Proposed ASX code: COS
Proposed listing date: 24 January 2020
Emerald Clinics Limited
Emerald Clinics Limited manages a network of specialist medical clinics and uses purpose-built software and technology to collect clinical data from patients (informed and consenting). The anonymised data is commercialised as clinical proof.
The company is planning to raise a minimum of $6 million and a maximum of $8 million (before costs) by issuing at least 30 million shares and up to 40 million shares at a consideration of $0.20 per share, respectively. The offer is expected to close on 17 January 2020.

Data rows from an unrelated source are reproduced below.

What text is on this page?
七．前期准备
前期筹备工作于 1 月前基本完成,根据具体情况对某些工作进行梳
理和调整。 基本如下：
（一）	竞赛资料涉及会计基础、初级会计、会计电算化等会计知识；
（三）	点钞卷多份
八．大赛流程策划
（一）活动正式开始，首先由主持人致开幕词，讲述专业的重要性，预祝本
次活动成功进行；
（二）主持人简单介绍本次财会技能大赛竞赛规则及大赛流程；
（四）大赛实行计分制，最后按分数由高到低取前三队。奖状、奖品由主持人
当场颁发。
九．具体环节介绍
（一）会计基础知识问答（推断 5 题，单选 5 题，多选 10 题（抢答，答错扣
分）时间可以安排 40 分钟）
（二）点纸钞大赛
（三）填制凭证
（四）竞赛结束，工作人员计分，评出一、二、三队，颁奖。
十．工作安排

Funds raised would be directed towards the operation and expansion of the clinics. Moreover, the company would use the funds for data platform development, general administration fees and working capital.
Proposed ASX code: EMD
Proposed listing date: 7 February 2020
Kaiser Reef Limited
Junior exploration company, Kaiser Reef Limited is engaged in the development and exploration of the project targeted towards the substantial scale of gold mineralisation in New South Wales. The company is planning to raise $4,500,000 from the issue of around 22.5 million fully paid ordinary shares at a consideration of $0.20 per share. The offer is expected to close on 7 February 2020. More details can be read here.
Proposed ASX code: KAU
Proposed listing date: 27 February 2020
thedocyard Limited is a cloud-based deal space built specifically for managing the entire lifecycle of any corporate or commercial transaction.
The company is planning to raise $5,000,000 by issuing ordinary fully paid shares at a consideration of $0.20 per share. The offer is likely to be sealed on 31 January 2020.
The funds raised would be directed towards expanding the sales and marketing and customer acquisition operations of the company.